We are of opinion that a city can not determine the amount of a license fee and the manner of payment by resolution, but that the same must be done by ordinance. See People ex rel. Conlon v. Mount, in which an opinion was filed at the present term of this court. But apart from the question of the right of the village to supplement the ordinance by a resolution, the ordinance and resolution in question here must be held invalid, for the reason that they do not provide for the payment of the entire license fee in advance.

The statute provides “ that hereafter it shall not be lawful for the corporate authorities of * * * any village in this State to grant a license for the keeping of a dram-shop, except upon the ¡payment in advance into the treasury of the * * * village granting the license, such sum as may be determined by the respective authorities of such * * * village, not less than at the rate of $500 per annum.” Starr & Curtis’ Stat., Chap. 43, Sec. 16.

In Handy v. People, 29 Ill. App. 99, in passing upon this statute, it was said, “ the proper authorities can not issue a valid license to keep a dram-shop unless the amount to be paid therefor be paid in advance for the entire period covered by the license, not less than at the rate of five hundred dollars per year.” The resolution in question here provided for the payment of $300 when the license was issued, and $200 six months later. This was directly contrary to the provisions of the law in regard to the terms of payment, and would have been invalid for that reason if otherwise unobjectionable.

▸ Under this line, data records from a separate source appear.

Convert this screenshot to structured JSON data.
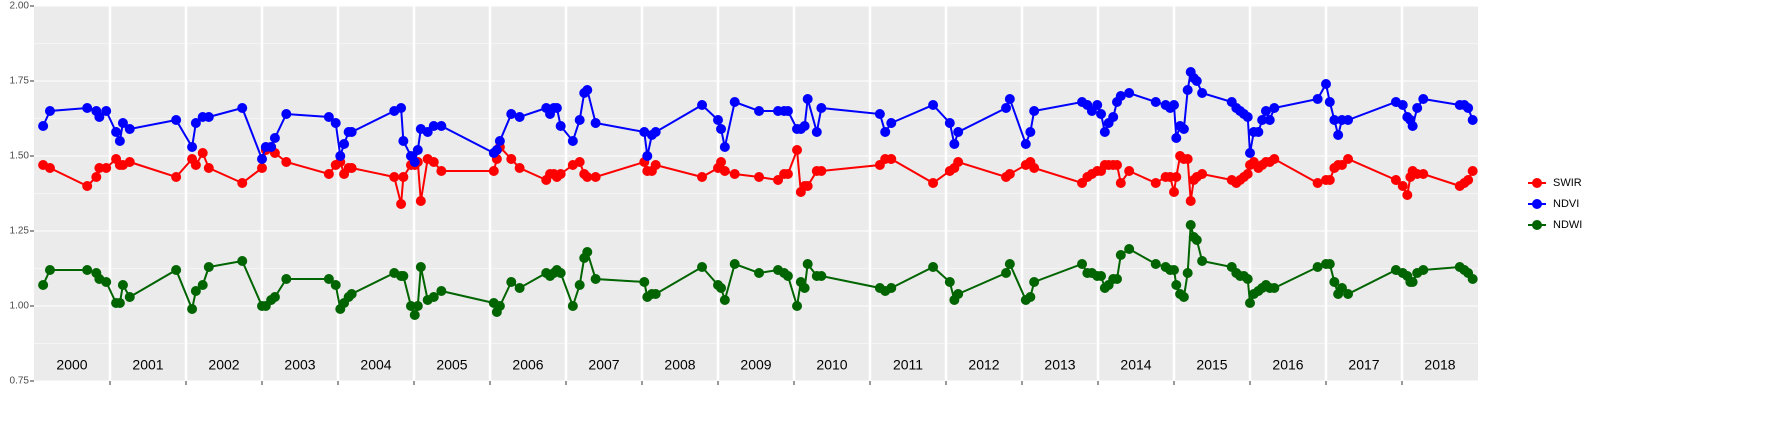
{
  "chart_data": {
    "type": "line",
    "ylim": [
      0.75,
      2.0
    ],
    "yticks": [
      0.75,
      {
        "value": 1.0,
        "label": "1.00"
      },
      1.25,
      {
        "value": 1.5,
        "label": "1.50"
      },
      1.75,
      {
        "value": 2.0,
        "label": "2.00"
      }
    ],
    "xlim": [
      2000,
      2019
    ],
    "xticks": [
      2001,
      2002,
      2003,
      2004,
      2005,
      2006,
      2007,
      2008,
      2009,
      2010,
      2011,
      2012,
      2013,
      2014,
      2015,
      2016,
      2017,
      2018
    ],
    "grid": true,
    "legend": "right",
    "year_labels": [
      "2000",
      "2001",
      "2002",
      "2003",
      "2004",
      "2005",
      "2006",
      "2007",
      "2008",
      "2009",
      "2010",
      "2011",
      "2012",
      "2013",
      "2014",
      "2015",
      "2016",
      "2017",
      "2018"
    ],
    "x": [
      2000.12,
      2000.21,
      2000.7,
      2000.82,
      2000.86,
      2000.95,
      2001.08,
      2001.13,
      2001.17,
      2001.26,
      2001.87,
      2002.08,
      2002.13,
      2002.22,
      2002.3,
      2002.74,
      2003.0,
      2003.05,
      2003.12,
      2003.17,
      2003.32,
      2003.88,
      2003.97,
      2004.03,
      2004.08,
      2004.14,
      2004.18,
      2004.74,
      2004.83,
      2004.86,
      2004.96,
      2005.01,
      2005.05,
      2005.09,
      2005.18,
      2005.26,
      2005.36,
      2006.05,
      2006.09,
      2006.13,
      2006.28,
      2006.39,
      2006.74,
      2006.79,
      2006.84,
      2006.88,
      2006.93,
      2007.09,
      2007.18,
      2007.24,
      2007.28,
      2007.39,
      2008.03,
      2008.07,
      2008.13,
      2008.18,
      2008.79,
      2009.0,
      2009.04,
      2009.09,
      2009.22,
      2009.54,
      2009.79,
      2009.87,
      2009.92,
      2010.04,
      2010.09,
      2010.14,
      2010.18,
      2010.3,
      2010.36,
      2011.13,
      2011.2,
      2011.28,
      2011.83,
      2012.05,
      2012.11,
      2012.16,
      2012.79,
      2012.84,
      2013.05,
      2013.11,
      2013.16,
      2013.79,
      2013.86,
      2013.92,
      2013.99,
      2014.04,
      2014.09,
      2014.14,
      2014.2,
      2014.25,
      2014.3,
      2014.41,
      2014.76,
      2014.89,
      2014.95,
      2015.0,
      2015.03,
      2015.08,
      2015.13,
      2015.18,
      2015.22,
      2015.26,
      2015.3,
      2015.37,
      2015.76,
      2015.82,
      2015.87,
      2015.92,
      2015.97,
      2016.0,
      2016.05,
      2016.11,
      2016.16,
      2016.21,
      2016.26,
      2016.32,
      2016.89,
      2017.0,
      2017.05,
      2017.11,
      2017.16,
      2017.21,
      2017.29,
      2017.92,
      2018.01,
      2018.07,
      2018.11,
      2018.14,
      2018.2,
      2018.28,
      2018.76,
      2018.82,
      2018.87,
      2018.93
    ],
    "series": [
      {
        "name": "SWIR",
        "color": "#ff0000",
        "values": [
          1.47,
          1.46,
          1.4,
          1.43,
          1.46,
          1.46,
          1.49,
          1.47,
          1.47,
          1.48,
          1.43,
          1.49,
          1.47,
          1.51,
          1.46,
          1.41,
          1.46,
          1.52,
          1.53,
          1.51,
          1.48,
          1.44,
          1.47,
          1.48,
          1.44,
          1.46,
          1.46,
          1.43,
          1.34,
          1.43,
          1.47,
          1.47,
          1.48,
          1.35,
          1.49,
          1.48,
          1.45,
          1.45,
          1.49,
          1.53,
          1.49,
          1.46,
          1.42,
          1.44,
          1.44,
          1.43,
          1.44,
          1.47,
          1.48,
          1.44,
          1.43,
          1.43,
          1.48,
          1.45,
          1.45,
          1.47,
          1.43,
          1.46,
          1.48,
          1.45,
          1.44,
          1.43,
          1.42,
          1.44,
          1.44,
          1.52,
          1.38,
          1.4,
          1.4,
          1.45,
          1.45,
          1.47,
          1.49,
          1.49,
          1.41,
          1.45,
          1.46,
          1.48,
          1.43,
          1.44,
          1.47,
          1.48,
          1.46,
          1.41,
          1.43,
          1.44,
          1.45,
          1.45,
          1.47,
          1.47,
          1.47,
          1.47,
          1.41,
          1.45,
          1.41,
          1.43,
          1.43,
          1.38,
          1.43,
          1.5,
          1.49,
          1.49,
          1.35,
          1.42,
          1.43,
          1.44,
          1.42,
          1.41,
          1.42,
          1.43,
          1.44,
          1.47,
          1.48,
          1.46,
          1.47,
          1.48,
          1.48,
          1.49,
          1.41,
          1.42,
          1.42,
          1.46,
          1.47,
          1.47,
          1.49,
          1.42,
          1.4,
          1.37,
          1.43,
          1.45,
          1.44,
          1.44,
          1.4,
          1.41,
          1.42,
          1.45
        ]
      },
      {
        "name": "NDVI",
        "color": "#0000ff",
        "values": [
          1.6,
          1.65,
          1.66,
          1.65,
          1.63,
          1.65,
          1.58,
          1.55,
          1.61,
          1.59,
          1.62,
          1.53,
          1.61,
          1.63,
          1.63,
          1.66,
          1.49,
          1.53,
          1.53,
          1.56,
          1.64,
          1.63,
          1.61,
          1.5,
          1.54,
          1.58,
          1.58,
          1.65,
          1.66,
          1.55,
          1.5,
          1.48,
          1.52,
          1.59,
          1.58,
          1.6,
          1.6,
          1.51,
          1.52,
          1.55,
          1.64,
          1.63,
          1.66,
          1.64,
          1.66,
          1.66,
          1.6,
          1.55,
          1.62,
          1.71,
          1.72,
          1.61,
          1.58,
          1.5,
          1.57,
          1.58,
          1.67,
          1.62,
          1.59,
          1.53,
          1.68,
          1.65,
          1.65,
          1.65,
          1.65,
          1.59,
          1.59,
          1.6,
          1.69,
          1.58,
          1.66,
          1.64,
          1.58,
          1.61,
          1.67,
          1.61,
          1.54,
          1.58,
          1.66,
          1.69,
          1.54,
          1.58,
          1.65,
          1.68,
          1.67,
          1.65,
          1.67,
          1.64,
          1.58,
          1.61,
          1.63,
          1.68,
          1.7,
          1.71,
          1.68,
          1.67,
          1.66,
          1.67,
          1.56,
          1.6,
          1.59,
          1.72,
          1.78,
          1.76,
          1.75,
          1.71,
          1.68,
          1.66,
          1.65,
          1.64,
          1.63,
          1.51,
          1.58,
          1.58,
          1.62,
          1.65,
          1.62,
          1.66,
          1.69,
          1.74,
          1.68,
          1.62,
          1.57,
          1.62,
          1.62,
          1.68,
          1.67,
          1.63,
          1.62,
          1.6,
          1.66,
          1.69,
          1.67,
          1.67,
          1.66,
          1.62
        ]
      },
      {
        "name": "NDWI",
        "color": "#006400",
        "values": [
          1.07,
          1.12,
          1.12,
          1.11,
          1.09,
          1.08,
          1.01,
          1.01,
          1.07,
          1.03,
          1.12,
          0.99,
          1.05,
          1.07,
          1.13,
          1.15,
          1.0,
          1.0,
          1.02,
          1.03,
          1.09,
          1.09,
          1.07,
          0.99,
          1.01,
          1.03,
          1.04,
          1.11,
          1.1,
          1.1,
          1.0,
          0.97,
          1.0,
          1.13,
          1.02,
          1.03,
          1.05,
          1.01,
          0.98,
          1.0,
          1.08,
          1.06,
          1.11,
          1.1,
          1.11,
          1.12,
          1.11,
          1.0,
          1.07,
          1.16,
          1.18,
          1.09,
          1.08,
          1.03,
          1.04,
          1.04,
          1.13,
          1.07,
          1.06,
          1.02,
          1.14,
          1.11,
          1.12,
          1.11,
          1.1,
          1.0,
          1.08,
          1.06,
          1.14,
          1.1,
          1.1,
          1.06,
          1.05,
          1.06,
          1.13,
          1.08,
          1.02,
          1.04,
          1.11,
          1.14,
          1.02,
          1.03,
          1.08,
          1.14,
          1.11,
          1.11,
          1.1,
          1.1,
          1.06,
          1.07,
          1.09,
          1.09,
          1.17,
          1.19,
          1.14,
          1.13,
          1.12,
          1.12,
          1.07,
          1.04,
          1.03,
          1.11,
          1.27,
          1.23,
          1.22,
          1.15,
          1.13,
          1.11,
          1.1,
          1.1,
          1.09,
          1.01,
          1.04,
          1.05,
          1.06,
          1.07,
          1.06,
          1.06,
          1.13,
          1.14,
          1.14,
          1.08,
          1.04,
          1.06,
          1.04,
          1.12,
          1.11,
          1.1,
          1.08,
          1.08,
          1.11,
          1.12,
          1.13,
          1.12,
          1.11,
          1.09
        ]
      }
    ]
  }
}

It is contended, however, by plaintiff in error, that even if the ordinance is invalid, and the license and order granting it void, they were admissible in evidence to show good faith and the absence of criminal intent on his part.

The statute provides that “ whoever, not having a license to keep a dram-shop, shall * * * sell any intoxicating liquor in any less quantity than one gallon * * * shall be fined,” etc.

This provision of the statute is without limitation, and under it our courts have frequently held that it was not necessary either to aver or prove a guilty intent. McCutcheon v. The People, 69 Ill. 601; Farmer v. The People, 77 Ill. 322; Noecker v. The People, 91 Ill. 494.

Absence of guilty intent is consequently no defense in a suit of this kind. There was therefore no error on the ground claimed in excluding the ordinance. For the same reason the court properly refused to permit plaintiff in error to testify as to whether at the time in question he honestly believed he was complying with the liquor laws of the State.

We find no error in the record, and the judgment of the court below is therefore affirmed.